Our multidisciplinary research will catalog the phenotypic and genotypic expressions of the diseases, link these epidemiologically to potential and known causal factors, deconstruct the molecular genomics of the causal factors and then reassemble the information in order to better understand the diseases from a scientific and medical perspective. This, in turn, will lead to translational development of molecular diagnostic and therapeutic approaches. Subsequent research will then examine
The Inter-relationship of Diseases
The common link between the diseases under investigation is that they all show strong correlation with the presence of microbes and microbe-associated inflammation. This is a significant shift from what the medical community traditionally attributed to the cause of these diseases. The medical breakthrough illustrating that H. pylori was directly responsible for the onset of peptic ulcers has opened the door for other investigators to explore the role of microbes and gastrointestinal diseases.
This research includes (1) defining the role of H. pylori resistance to antibiotics and the host/pathogen relationship in mediating peptic ulcer disease; (2) demonstrating the role of intestinal bacterial flora in promoting IBD in genetically susceptible IL-10 knock-out mice, cataloguing the detrimental effects of specific species and the protective effect of probiotics; and (3) identifying retroviral etiologies for hepatobiliary diseases PBC and PSC, establishing an in vitro model to demonstrate Koch's postulates for PBC and demonstrating the utility of antiviral therapy for PBC.
Studying these "linked" GI disorders together provides synergism by permitting researchers to benefit from exposure to mechanistic and therapeutic advances in one section of research that could be relevant to one or all other sections.

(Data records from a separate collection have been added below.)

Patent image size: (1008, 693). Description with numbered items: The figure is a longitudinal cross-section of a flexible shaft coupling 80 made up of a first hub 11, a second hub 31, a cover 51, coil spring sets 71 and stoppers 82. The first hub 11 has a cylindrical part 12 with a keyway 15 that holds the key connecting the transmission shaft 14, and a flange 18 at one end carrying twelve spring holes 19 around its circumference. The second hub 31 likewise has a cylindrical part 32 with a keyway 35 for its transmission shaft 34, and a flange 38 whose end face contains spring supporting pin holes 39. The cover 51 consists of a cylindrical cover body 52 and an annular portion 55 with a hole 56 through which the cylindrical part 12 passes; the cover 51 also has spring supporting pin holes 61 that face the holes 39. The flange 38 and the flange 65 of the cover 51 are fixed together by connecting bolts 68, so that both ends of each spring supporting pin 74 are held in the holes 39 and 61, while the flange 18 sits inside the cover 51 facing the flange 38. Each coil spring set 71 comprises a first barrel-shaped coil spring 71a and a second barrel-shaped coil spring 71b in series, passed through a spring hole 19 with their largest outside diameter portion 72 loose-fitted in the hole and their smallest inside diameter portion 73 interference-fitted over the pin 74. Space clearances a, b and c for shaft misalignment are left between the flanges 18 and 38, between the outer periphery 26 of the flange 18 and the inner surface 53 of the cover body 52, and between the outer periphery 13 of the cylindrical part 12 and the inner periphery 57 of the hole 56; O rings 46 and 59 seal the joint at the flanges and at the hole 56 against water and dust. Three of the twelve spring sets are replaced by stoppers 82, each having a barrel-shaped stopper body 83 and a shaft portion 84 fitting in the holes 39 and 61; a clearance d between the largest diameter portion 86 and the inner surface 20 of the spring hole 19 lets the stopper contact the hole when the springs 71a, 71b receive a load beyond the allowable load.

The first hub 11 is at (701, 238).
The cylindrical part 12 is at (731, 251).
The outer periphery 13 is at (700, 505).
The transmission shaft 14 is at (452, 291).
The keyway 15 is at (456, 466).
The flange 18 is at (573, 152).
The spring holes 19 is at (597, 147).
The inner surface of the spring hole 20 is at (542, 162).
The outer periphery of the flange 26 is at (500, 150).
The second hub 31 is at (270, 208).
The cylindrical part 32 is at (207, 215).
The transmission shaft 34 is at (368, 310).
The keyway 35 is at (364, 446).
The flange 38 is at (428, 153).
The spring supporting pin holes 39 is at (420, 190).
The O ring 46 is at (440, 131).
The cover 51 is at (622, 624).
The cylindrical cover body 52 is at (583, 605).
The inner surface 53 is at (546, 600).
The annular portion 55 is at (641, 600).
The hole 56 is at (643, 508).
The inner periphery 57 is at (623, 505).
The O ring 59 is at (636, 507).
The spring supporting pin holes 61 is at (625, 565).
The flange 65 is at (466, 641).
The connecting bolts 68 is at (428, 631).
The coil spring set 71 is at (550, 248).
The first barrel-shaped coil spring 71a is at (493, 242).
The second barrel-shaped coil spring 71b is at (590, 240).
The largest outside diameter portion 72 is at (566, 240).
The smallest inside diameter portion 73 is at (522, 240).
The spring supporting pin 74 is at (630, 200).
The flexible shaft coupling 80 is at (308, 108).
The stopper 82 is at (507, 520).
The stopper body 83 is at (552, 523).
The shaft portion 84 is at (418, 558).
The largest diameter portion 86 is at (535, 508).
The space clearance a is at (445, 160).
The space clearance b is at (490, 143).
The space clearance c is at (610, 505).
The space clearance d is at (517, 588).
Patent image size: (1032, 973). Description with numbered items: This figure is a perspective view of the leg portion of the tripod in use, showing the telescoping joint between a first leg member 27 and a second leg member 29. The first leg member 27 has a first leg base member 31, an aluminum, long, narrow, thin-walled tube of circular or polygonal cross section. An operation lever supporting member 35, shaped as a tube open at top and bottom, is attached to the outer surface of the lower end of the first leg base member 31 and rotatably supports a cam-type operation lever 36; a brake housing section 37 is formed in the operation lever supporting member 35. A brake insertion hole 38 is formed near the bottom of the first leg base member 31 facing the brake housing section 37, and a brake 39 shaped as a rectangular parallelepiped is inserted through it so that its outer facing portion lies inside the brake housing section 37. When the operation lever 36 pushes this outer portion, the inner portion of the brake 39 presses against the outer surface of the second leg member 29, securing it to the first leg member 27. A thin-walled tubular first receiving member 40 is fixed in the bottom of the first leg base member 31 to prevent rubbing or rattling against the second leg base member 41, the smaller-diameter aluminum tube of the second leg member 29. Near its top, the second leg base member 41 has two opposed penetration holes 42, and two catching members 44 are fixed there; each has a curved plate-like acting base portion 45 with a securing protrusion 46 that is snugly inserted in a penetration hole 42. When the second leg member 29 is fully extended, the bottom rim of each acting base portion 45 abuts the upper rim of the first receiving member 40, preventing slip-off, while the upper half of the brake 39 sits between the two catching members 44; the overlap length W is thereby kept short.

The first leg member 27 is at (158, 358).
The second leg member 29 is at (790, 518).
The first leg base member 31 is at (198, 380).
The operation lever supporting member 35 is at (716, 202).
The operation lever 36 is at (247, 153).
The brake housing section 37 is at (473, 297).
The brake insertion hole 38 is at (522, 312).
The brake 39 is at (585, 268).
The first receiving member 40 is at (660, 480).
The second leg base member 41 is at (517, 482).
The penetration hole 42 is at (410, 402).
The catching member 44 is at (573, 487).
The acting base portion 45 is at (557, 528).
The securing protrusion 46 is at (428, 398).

For example, environmental factors, genetic polymorphisms and novel therapies applicable to IBD may equally impact on the hepatobiliary disorders, which are often associated with the development of IBD. The pioneering effort in our research will realize the linkage between genes, microbes, GI disease and cancer. The search for genetic influences of the disease and gastrointestinal microbial colonization and interaction is highly innovative.
This multidisciplinary approach will not only identify new, but also explore established, links between the diseases, providing more comprehensive, holistic view of the diseases that will aid in their treatment and prevention, which will lead to improving the quality of life of patients.